When it comes to hit-and-run accidents in Florida, recent developments bring both good and bad news.

The good news is that the state government is taking such accidents more seriously than it has before, and under the auspices of the Aaron Cohen Life Protection Act has increased the severity of criminal penalties for leaving the scene of an accident.

The bad news is, it seems that the more stringent penalties against hit-and-run drivers are having little if any effect on reducing the frequency of such incidents. In fact, according to the Florida Highway Patrol, the incidence of fatal hit-and-run accidents increased by nearly one-quarter between 2013 and 2014, and more than 80,000 total hit-and-run cases took place last year.

The reasons why a driver might flee an accident scene are many. Occasionally it is possible that he or she may not have been aware of striking someone or something; more often other factors come into play, such as panic or the awareness on the driver's part that by staying and waiting for the police to arrive even worse consequences will follow, for example, the driver has an outstanding warrant, is intoxicated, or has no proof of insurance.

Regardless of the reasons given for taking flight, not only is a hit-and-run accident a crime, but particularly if it results in injuries to other drivers or pedestrians it is also a source of civil liability. If the hit-and-run driver is ever found, then the victim or victims of his or her behavior that caused the accident will likely have a cause of action for negligence or, in the worst-case scenario, for wrongful death of a loved one if the accident resulted in death.

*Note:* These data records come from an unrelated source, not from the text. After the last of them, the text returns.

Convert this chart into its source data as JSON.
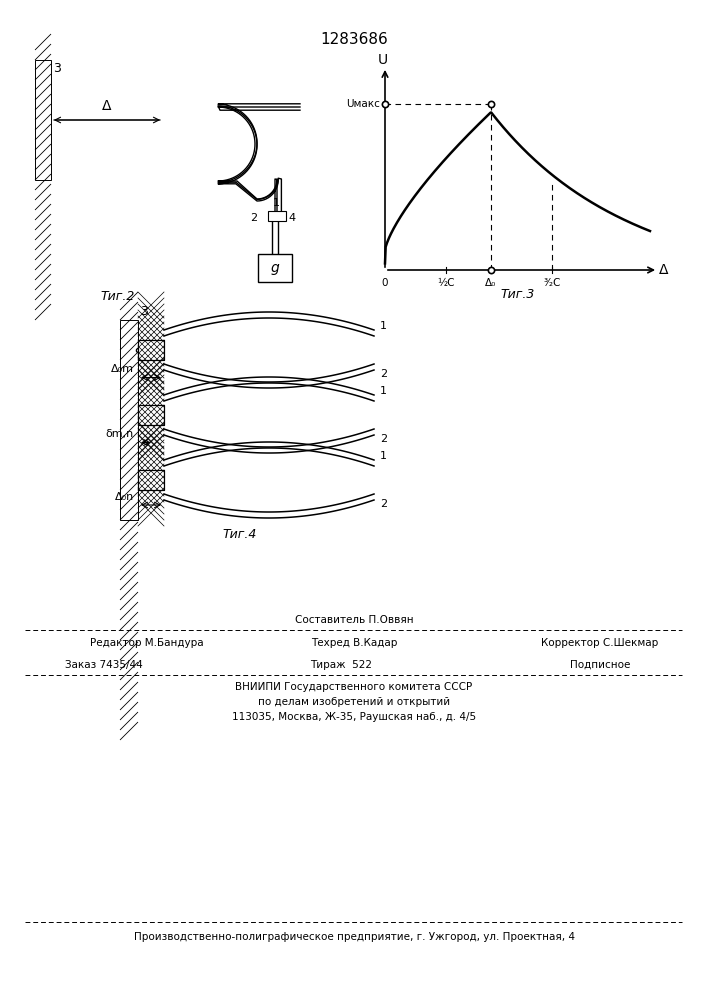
{
  "title": "1283686",
  "bg_color": "#ffffff",
  "fig2_caption": "Τиг.2",
  "fig3_caption": "Τиг.3",
  "fig4_caption": "Τиг.4",
  "footer_col1_row1": "Редактор М.Бандура",
  "footer_col2_row1": "Составитель П.Оввян",
  "footer_col2_row2": "Техред В.Кадар",
  "footer_col3_row1": "Корректор С.Шекмар",
  "footer2_left": "Заказ 7435/44",
  "footer2_mid": "Тираж  522",
  "footer2_right": "Подписное",
  "footer2_l2": "ВНИИПИ Государственного комитета СССР",
  "footer2_l3": "по делам изобретений и открытий",
  "footer2_l4": "113035, Москва, Ж-35, Раушская наб., д. 4/5",
  "footer3": "Производственно-полиграфическое предприятие, г. Ужгород, ул. Проектная, 4"
}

The statute of limitations in Florida for negligence-based personal injury is two years, and for wrongful death is two years after the date of death, although these time limits are subject to modification based on circumstances that can include the unavailability of the defendant because he or she is hiding.

Anyone who has been injured or who has suffered the loss of a loved one in a hit-and-run accident should consult with an attorney immediately if the driver is ever found to determine if it is still possible to initiate a civil lawsuit.